South Indian Vegetable Sambar with Fragrant Cauli Rice & Fruit Salsa
Cuisine: RAW Vegan
Author: Scott Mathias
Prep time: 15 mins
Total time: 15 mins
A delightfully exotic taste sensation using the aromatic qualities of a South Indian curry blend
Chop the following into ½ bite size and vary quantities to meet your needs.
  • Cauliflower
  • Broccoli
  • Zucchini
  • Leeks
  • Tomato
  • Coriander for Garnish
Place the above in a prep bowl except for the garnish.
For the Cauli Rice
  • ½ Cauliflower
  • A Good Clutch of Mint
  • 1 Red or Green Chilli
  • Juice from 1 Large Lemon
  • Splash of Macadamia Oil
  • S&P for seasoning
For the Fruit Salsa
  • ½ Ripe Red Paw Paw – diced into medium bite-size pieces
  • 2 Firm Mangoes – diced into medium bite-size pieces
  • 2 Dsp. Organic Desiccated Coconut
  • Juice of 1 Small Lime
  • S&P to taste
In your personal blender mix the following:
  1. Can of Nakula Coconut Cream or Milk. If it’s mildly solidified then warm the can in warm water or 10 minutes in the dehydrator. Shake before opening.
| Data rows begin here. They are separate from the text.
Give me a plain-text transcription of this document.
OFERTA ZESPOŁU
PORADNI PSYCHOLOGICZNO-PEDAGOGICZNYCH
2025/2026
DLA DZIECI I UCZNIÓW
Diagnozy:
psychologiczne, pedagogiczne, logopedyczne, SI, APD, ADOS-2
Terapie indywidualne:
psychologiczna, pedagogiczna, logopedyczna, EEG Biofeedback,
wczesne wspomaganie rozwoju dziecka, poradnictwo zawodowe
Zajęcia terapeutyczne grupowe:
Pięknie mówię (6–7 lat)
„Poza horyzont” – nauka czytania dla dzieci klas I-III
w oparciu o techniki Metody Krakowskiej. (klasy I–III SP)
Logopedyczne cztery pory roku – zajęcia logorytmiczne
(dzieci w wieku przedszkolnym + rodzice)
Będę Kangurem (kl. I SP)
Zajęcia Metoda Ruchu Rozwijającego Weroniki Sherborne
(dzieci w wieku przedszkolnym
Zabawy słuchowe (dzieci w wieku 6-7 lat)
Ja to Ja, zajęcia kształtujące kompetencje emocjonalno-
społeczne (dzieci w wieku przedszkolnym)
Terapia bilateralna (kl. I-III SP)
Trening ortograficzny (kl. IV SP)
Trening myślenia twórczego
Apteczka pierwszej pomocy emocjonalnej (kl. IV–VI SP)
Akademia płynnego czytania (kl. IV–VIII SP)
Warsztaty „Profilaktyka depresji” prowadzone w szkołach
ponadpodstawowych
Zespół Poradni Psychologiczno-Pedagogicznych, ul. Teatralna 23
  2. ½ a Thumb of Fresh Ginger
  3. Juice of 2 Limes or Lemons
  4. Dsp South Indian Sambar Curry Powder – a blend of Coriander Seed, Besan Flour, Cumin Seed, Black Pepper, Mustard Seed, Turmeric, Fenugreek Seed, Amchur, Mild Chilli, Salt, Cinnamon, Dried Curry Leaves and Asafoetida. If you cannot make or find this blend then find a curry powder that you like.
  5. Tsp Onion Powder
  6. Tsp Mustard Powder
  7. S&P
Blend all the above ingredients and pour over your prepared vegetables. Let vegetables sit for 2-3 hours in your prep bowl before transferring to your serving dish and garnish
For the Cauli Rice
  1. Pulse all the ingredients together to create a ‘rice-like’ consistency.
  2. Reserve some of the lemon juice for finishing.
  3. Garnish with red or green herbs/leaves, a grind of black pepper and the remaining lemon juice.
  4. Serve in a nice bowl.
For the Fruit Salsa
  1. Combine the diced fruit in a prep bowl
  2. Add the lime juice
  3. Add the coconut
  4. Gently stir coconut through the fruit so that it sticks to each piece
  5. Spoon into separate serving bowl
The bowl of Vegetable Curry, Rice and Fruit Salsa make a great picture and talking point with friends and family alike.